I would say 5% (or less) is productive, the rest is often procrastination

I would say sometimes procrastination, because I might daydream instead of paying attention in class. I would also say sometimes productive, because I often make art based on my daydreams. It's usually neither, though.

Right, we are experts in our field. Usually intense concentration and focus on one particular area or topic will launch a daydream. Time is distorted in such away that the subject can be evaluated with a new unique perspective. However liberating as it may be, it is important to drop an anchor now and then so as not to drift off without a keel. If you are not on the sea are you on the land or in the air? Daydreams are questions when we don't know who to ask or when we can not find the answer through traditional means. Action and physical response is a production of the thought process. Who is to say the thought unexpressed is more or less important, correct or incorrect, or if any action is required?

I often daydream about improving myself. I want to be a expert programmer, thinker, innovator. I daydream about a strict routine of brain games in the morning, physical exercise, intense practice, taking courses with MIT's free online class archive, etc. I watch myself progress over the months, daydreaming the routine I wish I had. Then, the next (real) night, I say "I need to do this for real, but it's late so I can just daydream about it tonight and start tomorrow". Cycle, same thing every day. I never move.

Well yeahh but no cause like i can't do anything productive all day except that like i would literally put anything aside so i could daydream, so it's mostly procrastination for me...i got to the point where i don't even care or worry about the things i put aside my only concern is daydreaming...so it's not much productive for me...i donno maybe just a little...

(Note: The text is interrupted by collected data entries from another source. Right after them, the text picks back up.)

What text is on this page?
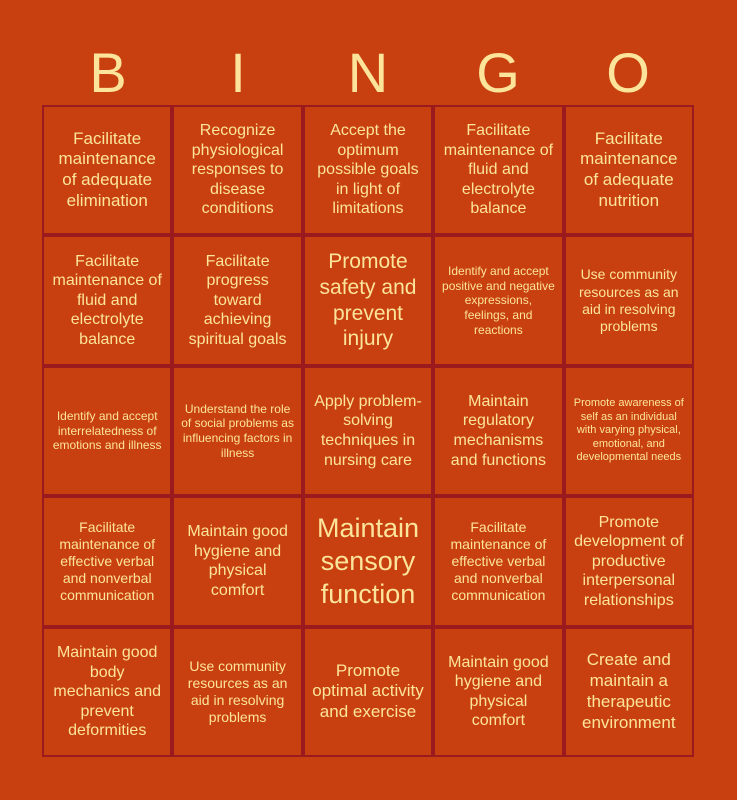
B	I	N	G	O
Facilitate maintenance of adequate elimination
Recognize physiological responses to disease conditions
Accept the optimum possible goals in light of limitations
Facilitate maintenance of fluid and electrolyte balance
Facilitate maintenance of adequate nutrition
Facilitate maintenance of fluid and electrolyte balance
Facilitate progress toward achieving spiritual goals
Promote safety and prevent injury
Identify and accept positive and negative expressions, feelings, and reactions
Use community resources as an aid in resolving problems
Identify and accept interrelatedness of emotions and illness
Understand the role of social problems as influencing factors in illness
Apply problem-solving techniques in nursing care
Maintain regulatory mechanisms and functions
Promote awareness of self as an individual with varying physical, emotional, and developmental needs
Facilitate maintenance of effective verbal and nonverbal communication
Maintain good hygiene and physical comfort
Maintain sensory function
Facilitate maintenance of effective verbal and nonverbal communication
Promote development of productive interpersonal relationships
Maintain good body mechanics and prevent deformities
Use community resources as an aid in resolving problems
Promote optimal activity and exercise
Maintain good hygiene and physical comfort
Create and maintain a therapeutic environment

In public social situations I always feel like I'm on the outside looking in. I hardly ever make a connection I am comfortable with. I naturally prefer action over verbal communication. I've heard it speaks louder. I respond better to motion than to words. My mind is sharp and my imagination is extremely active. It does not require the same type of energy consumption as physical movement. My thoughts and feelings can travel faster further and in less time. My dreams are a creative production of my mind. I don't believe thinking is a waste of time or procrastination.